Income and expenditure
The total income received by charities has increased by nearly 7% since last year, to over £96 billion. Total spending has increased by almost 10%, with £95.73 billion spent on delivering charitable aims. The gap between income and spending is the smallest margin it has been in five years at £0.7 billion, down from £2.9 billion in 2022.
- More than 50% of charities had more income than expenditure, indicating a level of financial resilience. However, around 40% of charities' spending exceeded their income, indicating unsustainable operations. These charities will have limited scope for investing in long term projects and without high levels of reserves, may have to close down if this continues year on year.
- Around 50% of charity income came from charitable activities, a third from donations and legacies, and less than 10% from trading activities. Around 5% came from investments (including owning premises).
- Charities received donations and legacies totalling £31.4 billion. Charities in income bands under £500,000 had the greatest proportion of their income from this source. Almost half of charities with an income of £100k or more reported donations from a corporate donor.
- Under 3% of annual return submissions were for charities with an income of £5 million or more. These charities had a total income of £72.6 billion, representing over three quarters of the total income in the sector. These charities had a total spending of £71.6 billion, which represented a similar proportion of the sector's total spending.
- Only charities with an income of £500,000 or more are asked to provide a breakdown of their expenditure in the Annual Return. These charities were asked to provide figures for their expenditure on 'charitable activities', 'raising funds' and 'other'. Of these charities, less than 9% of what was spent on charitable activities was spent on fundraising, amounting to £8.48 for every £100 spent.
- Income from charitable activities totalled £46.68 billion, representing almost half of all charity income. Charities with income of more than £500,000 received the most income from charitable activities, ranging between 40% to 50% of income. Under 20% of charities reported receiving a government grant, with fewer reporting government support than in the previous year.
Funds and reserves
Only charities with an income of £500,000 or more were asked about their funds and reserves. Of these charities, around 13% reported having a fund. The average amount held was £18.8 million per charity. Unrestricted funds were more common (representing nearly 60% of funds reported). Endowment funds represented just under a third, and restricted funds around 10%.
Charity reserves have stayed broadly level from last year at around £75 billion.

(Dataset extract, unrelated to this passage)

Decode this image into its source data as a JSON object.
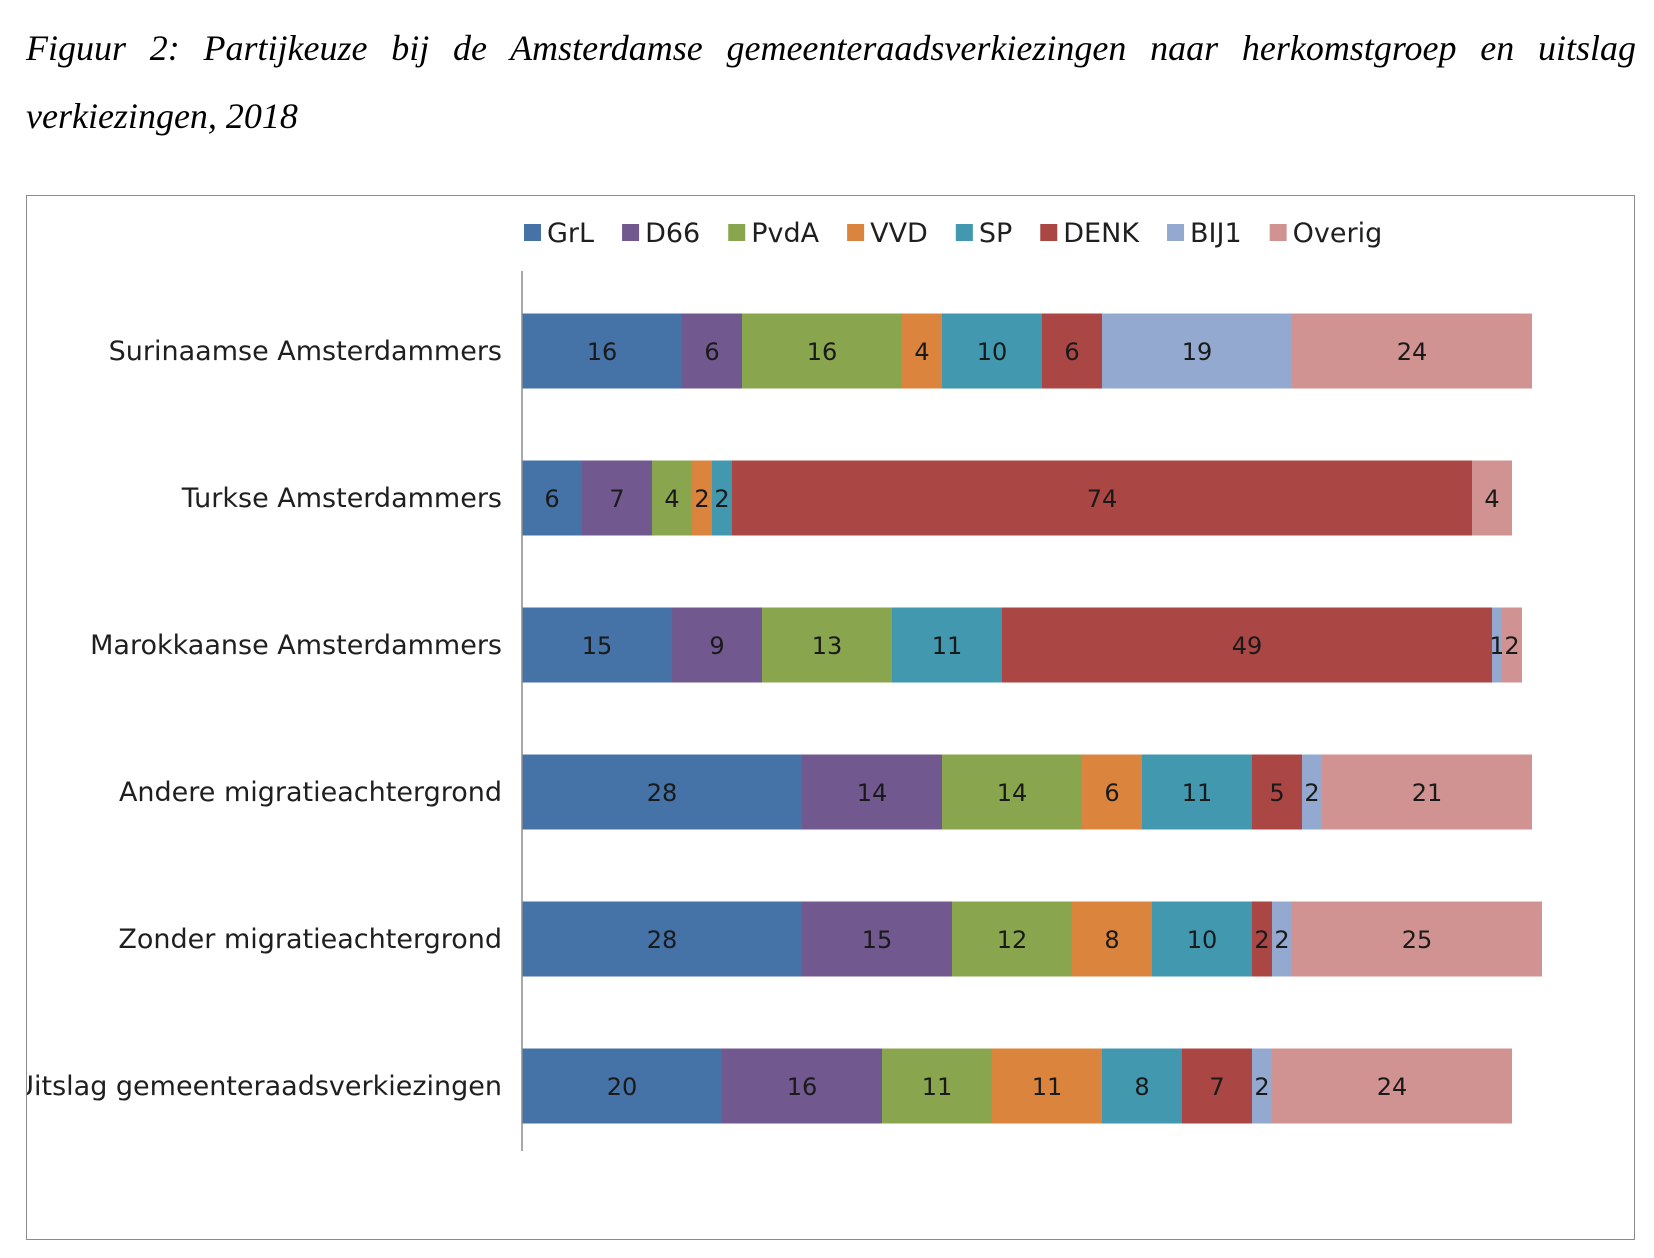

While some charities have been able to build up their reserves (eg if investments have performed well), others reported drawing their reserves. Those charities drawing on their reserves included those whose income was impacted by the Covid-19 pandemic in the preceding years.
Staff and volunteers
All charities were asked for information about employee numbers for the first time in this Annual Return to enable a better understanding of the labour market in the sector. Under 50% of charities had paid staff (working under permanent or fixed term contracts, or self-employed), totalling 1.8 million people across nearly 50,000 charities, averaging 36 people per charity.
The majority of employees worked in the UK with only around 5% of charity employees working overseas. The charities employing people outside the UK were mainly the charities with the highest incomes.
Just under half of charities reported having paid workers of some contract type while a greater proportion (around 70%) reported having volunteers.
The data highlights the importance of volunteers to the charity sector. Volunteers outnumber paid workers over 3 to 1, and the total number of volunteers continues to increase.
Other
5% of charities reported having trading subsidiaries. Larger charities are more likely to have a trading subsidiary, with 57% of these charities having an income of £1 million or above.
Less than 10% of charities reported offering any trustee benefits, and of those benefits, the least common benefit was being paid for being a trustee.
Conclusions
The Charity Commission's Chief Executive David Holdsworth has said this data 'shows the sector is not just delivering life-changing impact across communities but that it is an economic powerhouse for the economy, spending almost £96 billion a year on delivering charitable purposes.' He also noted that whilst 'the cost of living crisis has applied significant pressure on charity finances ...it also shows charities rising to the challenge, spending almost ten per cent more in 2023 than in 2022 to meet increased need.'
This report follows recent data published by the Charity Commission which indicated increased demand for charities' services, with 9% of people stating they had received food, medical or financial support from charities, compared to only 3% five years ago.